El Niño occurs when sea-surface temperatures in the equatorial Pacific Ocean rise above average, weakening the east-to-west trade winds and triggering wide-ranging weather changes across North America and beyond. The current La Niña pattern is fading, and the National Oceanic and Atmospheric Administration (NOAA) now places a 62% chance of El Niño developing between June and August.

There is also a roughly one-in-three chance the event could intensify into what forecasters informally call a "super El Niño" by October through December, meaning sea-surface temperatures would run about 1.5°C, or roughly 4°F, above average. The Weather Channel reports that such an event would be the strongest El Niño since the 2023–2024 episode, which ranked among the top five strongest warming events on record.

For South Florida and the broader Atlantic region, the key concern is what El Niño means for hurricane season. El Niño typically pumps high-altitude wind shear over the Atlantic Basin during the summer and fall months. That shear can tear developing storms apart before they strengthen into hurricanes.

However, experts are quick to point out that El Niño is no guarantee of a quiet hurricane season. The 2023–2024 El Niño, one of the strongest on record, did not prevent a robust Atlantic hurricane season. That year produced 20 named storms, well above the 14-storm historical average, including Hurricane Idalia, which slammed into Florida's Big Bend region as a Category 3 storm, the strongest to strike that area since 1896. Forecasters say exceptionally warm Atlantic sea-surface temperatures that year largely offset El Niño's suppressing effect.

Beyond hurricane season, a strong El Niño could bring wetter and cooler winters to the South, including Florida, while keeping the northern United States relatively dry and warm.

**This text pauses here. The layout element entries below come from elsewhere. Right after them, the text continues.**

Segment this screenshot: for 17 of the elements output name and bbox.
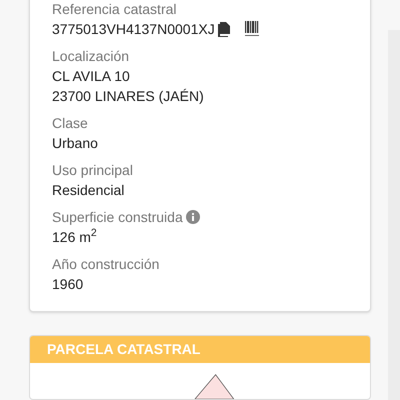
field-value: 126 m$^{2}$ xyxy=(52,226,97,246)
field-value: Residencial xyxy=(52,180,124,200)
card-title: PARCELA CATASTRAL xyxy=(47,340,200,359)
copy-icon[interactable] xyxy=(216,21,231,37)
barcode-icon[interactable] xyxy=(244,21,259,37)
field-label: Año construcción xyxy=(52,254,160,274)
field-value: 23700 LINARES (JAÉN) xyxy=(52,86,204,106)
field-label: Clase xyxy=(52,114,88,132)
field-label: Referencia catastral xyxy=(52,0,177,18)
info-icon[interactable] xyxy=(186,210,200,224)
field-value: Urbano xyxy=(52,134,98,152)
field-label: Localización xyxy=(52,46,130,66)
field-value: 3775013VH4137N0001XJ xyxy=(52,20,215,38)
field-value: CL AVILA 10 xyxy=(52,66,130,86)
field-value: 1960 xyxy=(52,274,84,294)
field-label: Uso principal xyxy=(52,160,133,180)
field-label: Superficie construida xyxy=(52,208,183,227)
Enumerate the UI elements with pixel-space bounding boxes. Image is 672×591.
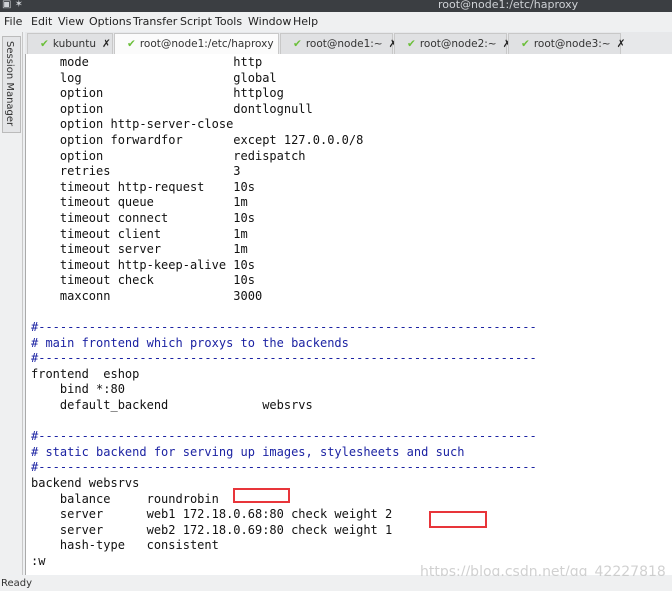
- tab-label: root@node3:~: [533, 38, 611, 50]
- annotation-box: [429, 511, 487, 528]
- menu-view[interactable]: View: [58, 15, 84, 28]
- terminal-line: frontend eshop: [31, 366, 140, 381]
- close-icon[interactable]: ✗: [617, 38, 626, 50]
- terminal-line: backend websrvs: [31, 476, 140, 491]
- title-bar: ▣ ✶ root@node1:/etc/haproxy: [0, 0, 672, 12]
- terminal-line: # static backend for serving up images, …: [31, 444, 465, 459]
- tab-label: root@node1:/etc/haproxy: [139, 38, 274, 50]
- terminal-line: timeout client 1m: [31, 226, 248, 241]
- terminal-line: #---------------------------------------…: [31, 460, 537, 475]
- terminal-line: option redispatch: [31, 148, 306, 163]
- tab-bar: ✔kubuntu✗✔root@node1:/etc/haproxy✗✔root@…: [25, 32, 672, 55]
- window-title: root@node1:/etc/haproxy: [438, 0, 579, 11]
- tab-4[interactable]: ✔ root@node3:~ ✗: [508, 33, 625, 54]
- menu-tools[interactable]: Tools: [215, 15, 242, 28]
- menu-bar: File Edit View Options Transfer Script Tools Wi…: [0, 12, 672, 31]
- terminal-line: retries 3: [31, 164, 241, 179]
- terminal-line: hash-type consistent: [31, 538, 219, 553]
- check-icon: ✔: [127, 38, 136, 50]
- menu-edit[interactable]: Edit: [31, 15, 52, 28]
- menu-help[interactable]: Help: [293, 15, 318, 28]
- terminal-line: server web1 172.18.0.68:80 check weight …: [31, 507, 393, 522]
- tab-label: root@node2:~: [419, 38, 497, 50]
- app-icon: ▣ ✶: [2, 0, 24, 10]
- menu-window[interactable]: Window: [248, 15, 291, 28]
- close-icon[interactable]: ✗: [102, 38, 111, 50]
- menu-transfer[interactable]: Transfer: [133, 15, 177, 28]
- check-icon: ✔: [293, 38, 302, 50]
- terminal-line: #---------------------------------------…: [31, 351, 537, 366]
- terminal-line: option forwardfor except 127.0.0.0/8: [31, 132, 364, 147]
- terminal-line: # main frontend which proxys to the back…: [31, 335, 349, 350]
- terminal-line: option dontlognull: [31, 101, 313, 116]
- annotation-box: [233, 488, 290, 503]
- session-manager-tab[interactable]: Session Manager: [2, 36, 21, 133]
- terminal-line: :w: [31, 554, 46, 568]
- terminal-line: option http-server-close: [31, 117, 234, 132]
- terminal-line: log global: [31, 70, 277, 85]
- terminal-line: mode http: [31, 55, 263, 69]
- tab-label: root@node1:~: [305, 38, 383, 50]
- terminal-line: maxconn 3000: [31, 288, 263, 303]
- terminal-line: timeout connect 10s: [31, 210, 255, 225]
- tab-label: kubuntu: [52, 38, 96, 50]
- terminal-line: balance roundrobin: [31, 491, 219, 506]
- tab-0[interactable]: ✔ kubuntu ✗: [27, 33, 113, 54]
- tab-3[interactable]: ✔ root@node2:~ ✗: [394, 33, 511, 54]
- terminal-line: timeout http-keep-alive 10s: [31, 257, 255, 272]
- session-manager-panel: Session Manager: [0, 32, 23, 575]
- terminal-line: default_backend websrvs: [31, 398, 313, 413]
- terminal-line: #---------------------------------------…: [31, 429, 537, 444]
- menu-script[interactable]: Script: [180, 15, 212, 28]
- status-bar: Ready: [0, 576, 672, 591]
- check-icon: ✔: [521, 38, 530, 50]
- tab-1[interactable]: ✔root@node1:/etc/haproxy✗: [114, 33, 288, 55]
- terminal-line: #---------------------------------------…: [31, 320, 537, 335]
- terminal[interactable]: mode http log global option httplog opti…: [25, 54, 672, 575]
- menu-options[interactable]: Options: [89, 15, 131, 28]
- terminal-line: timeout server 1m: [31, 242, 248, 257]
- tab-2[interactable]: ✔ root@node1:~ ✗: [280, 33, 397, 54]
- terminal-line: timeout queue 1m: [31, 195, 248, 210]
- terminal-line: timeout http-request 10s: [31, 179, 255, 194]
- terminal-line: option httplog: [31, 86, 284, 101]
- menu-file[interactable]: File: [4, 15, 22, 28]
- terminal-line: bind *:80: [31, 382, 125, 397]
- check-icon: ✔: [40, 38, 49, 50]
- terminal-line: server web2 172.18.0.69:80 check weight …: [31, 522, 393, 537]
- terminal-line: timeout check 10s: [31, 273, 255, 288]
- status-text: Ready: [1, 578, 33, 589]
- check-icon: ✔: [407, 38, 416, 50]
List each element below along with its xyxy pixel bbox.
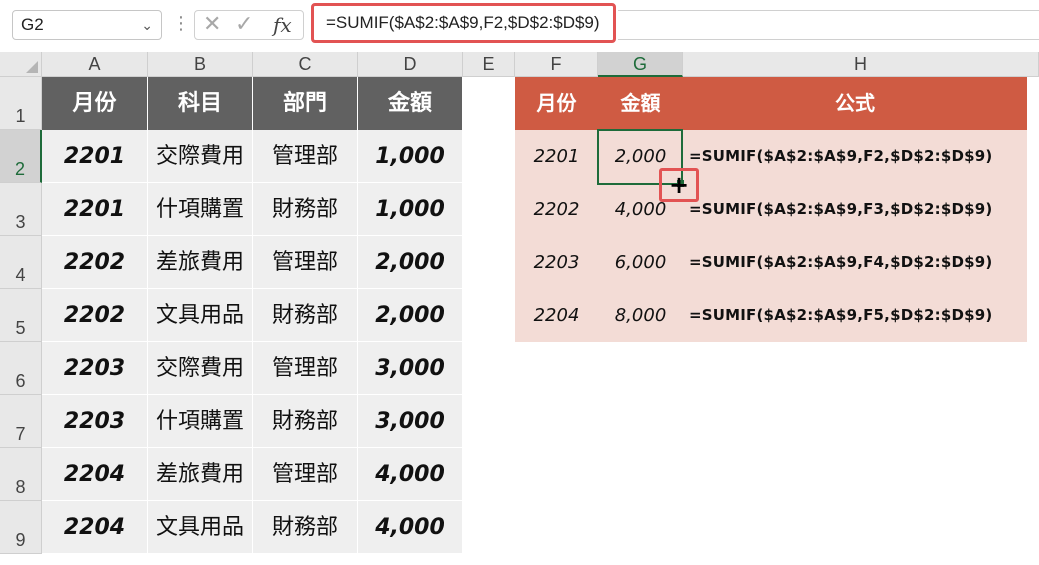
left-table-cell[interactable]: 4,000 <box>358 501 463 554</box>
left-table-cell[interactable]: 管理部 <box>253 448 358 501</box>
name-box-value: G2 <box>21 15 44 34</box>
right-table-cell[interactable]: 2204 <box>515 289 598 342</box>
left-table-cell[interactable]: 1,000 <box>358 183 463 236</box>
left-table-cell[interactable]: 1,000 <box>358 130 463 183</box>
left-table-cell[interactable]: 2201 <box>42 183 148 236</box>
right-table-cell[interactable]: 6,000 <box>598 236 683 289</box>
cancel-icon[interactable]: ✕ <box>203 13 221 37</box>
row-header-6[interactable]: 6 <box>0 342 42 395</box>
row-number: 1 <box>15 106 26 126</box>
left-header-cell[interactable]: 金額 <box>358 77 463 130</box>
row-header-1[interactable]: 1 <box>0 77 42 130</box>
formula-text-cell[interactable]: =SUMIF($A$2:$A$9,F4,$D$2:$D$9) <box>683 236 1027 289</box>
row-number: 7 <box>15 424 26 444</box>
row-header-8[interactable]: 8 <box>0 448 42 501</box>
right-table-cell[interactable]: 2203 <box>515 236 598 289</box>
more-options-icon[interactable]: ⋮ <box>172 12 190 36</box>
left-header-cell[interactable]: 科目 <box>148 77 253 130</box>
left-table-cell[interactable]: 文具用品 <box>148 501 253 554</box>
left-table-cell[interactable]: 財務部 <box>253 183 358 236</box>
left-header-cell[interactable]: 月份 <box>42 77 148 130</box>
left-table-cell[interactable]: 財務部 <box>253 501 358 554</box>
row-header-7[interactable]: 7 <box>0 395 42 448</box>
row-number: 8 <box>15 477 26 497</box>
column-header-b[interactable]: B <box>148 52 253 77</box>
insert-function-icon[interactable]: fx <box>273 13 292 37</box>
row-header-4[interactable]: 4 <box>0 236 42 289</box>
column-header-g[interactable]: G <box>598 52 683 77</box>
row-number: 6 <box>15 371 26 391</box>
left-table-cell[interactable]: 財務部 <box>253 289 358 342</box>
left-table-cell[interactable]: 什項購置 <box>148 395 253 448</box>
row-number: 3 <box>15 212 26 232</box>
left-table-cell[interactable]: 2201 <box>42 130 148 183</box>
formula-buttons: ✕ ✓ fx <box>194 10 304 40</box>
left-table-cell[interactable]: 3,000 <box>358 395 463 448</box>
left-table-cell[interactable]: 2203 <box>42 395 148 448</box>
row-number: 2 <box>14 159 25 179</box>
left-table-cell[interactable]: 管理部 <box>253 130 358 183</box>
left-table-cell[interactable]: 2,000 <box>358 289 463 342</box>
left-table-cell[interactable]: 3,000 <box>358 342 463 395</box>
left-table-cell[interactable]: 管理部 <box>253 236 358 289</box>
column-header-c[interactable]: C <box>253 52 358 77</box>
row-header-2[interactable]: 2 <box>0 130 42 183</box>
left-table-cell[interactable]: 交際費用 <box>148 130 253 183</box>
select-all-button[interactable] <box>0 52 42 77</box>
left-table-cell[interactable]: 2,000 <box>358 236 463 289</box>
column-header-d[interactable]: D <box>358 52 463 77</box>
left-table-cell[interactable]: 2204 <box>42 501 148 554</box>
right-header-cell[interactable]: 公式 <box>683 77 1027 130</box>
right-header-cell[interactable]: 金額 <box>598 77 683 130</box>
column-header-a[interactable]: A <box>42 52 148 77</box>
column-header-h[interactable]: H <box>683 52 1039 77</box>
fill-cross-cursor-icon: + <box>669 171 690 199</box>
formula-text-cell[interactable]: =SUMIF($A$2:$A$9,F3,$D$2:$D$9) <box>683 183 1027 236</box>
row-header-5[interactable]: 5 <box>0 289 42 342</box>
formula-bar: G2 ⌄ ⋮ ✕ ✓ fx =SUMIF($A$2:$A$9,F2,$D$2:$… <box>0 0 1039 50</box>
formula-bar-track[interactable] <box>618 10 1039 40</box>
left-table-cell[interactable]: 什項購置 <box>148 183 253 236</box>
right-table-cell[interactable]: 2202 <box>515 183 598 236</box>
column-header-f[interactable]: F <box>515 52 598 77</box>
left-table-cell[interactable]: 交際費用 <box>148 342 253 395</box>
row-number: 9 <box>15 530 26 550</box>
row-header-9[interactable]: 9 <box>0 501 42 554</box>
row-number: 5 <box>15 318 26 338</box>
right-table-cell[interactable]: 2201 <box>515 130 598 183</box>
formula-text-cell[interactable]: =SUMIF($A$2:$A$9,F2,$D$2:$D$9) <box>683 130 1027 183</box>
formula-input[interactable]: =SUMIF($A$2:$A$9,F2,$D$2:$D$9) <box>311 3 616 43</box>
left-table-cell[interactable]: 2204 <box>42 448 148 501</box>
left-table-cell[interactable]: 文具用品 <box>148 289 253 342</box>
column-header-e[interactable]: E <box>463 52 515 77</box>
right-header-cell[interactable]: 月份 <box>515 77 598 130</box>
left-header-cell[interactable]: 部門 <box>253 77 358 130</box>
left-table-cell[interactable]: 財務部 <box>253 395 358 448</box>
formula-text-cell[interactable]: =SUMIF($A$2:$A$9,F5,$D$2:$D$9) <box>683 289 1027 342</box>
left-table-cell[interactable]: 管理部 <box>253 342 358 395</box>
enter-icon[interactable]: ✓ <box>235 13 253 37</box>
left-table-cell[interactable]: 4,000 <box>358 448 463 501</box>
right-table-cell[interactable]: 8,000 <box>598 289 683 342</box>
left-table-cell[interactable]: 2202 <box>42 236 148 289</box>
left-table-cell[interactable]: 差旅費用 <box>148 236 253 289</box>
chevron-down-icon[interactable]: ⌄ <box>141 11 153 39</box>
left-table-cell[interactable]: 差旅費用 <box>148 448 253 501</box>
row-number: 4 <box>15 265 26 285</box>
left-table-cell[interactable]: 2202 <box>42 289 148 342</box>
left-table-cell[interactable]: 2203 <box>42 342 148 395</box>
name-box[interactable]: G2 ⌄ <box>12 10 162 40</box>
row-header-3[interactable]: 3 <box>0 183 42 236</box>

For summer, El Niño is not expected to significantly alter South Florida's day-to-day summer weather, since the jet stream shifts north regardless of ENSO phase and local thunderstorms are driven by localized winds.

Global temperature records are also in play. According to NOAA, 2025 ranked as the third-warmest year on record globally, and there is currently more than a 90% chance that 2026 will rank among the five warmest years ever recorded. However, the odds of 2026 becoming the single warmest year on record stand at about 1% — a figure that could rise sharply in 2027 if the El Niño event is strong and long-lasting.

NOAA is expected to release its official 2026 Atlantic hurricane season outlook in May, ahead of the season's official start on Wednesday (June 1).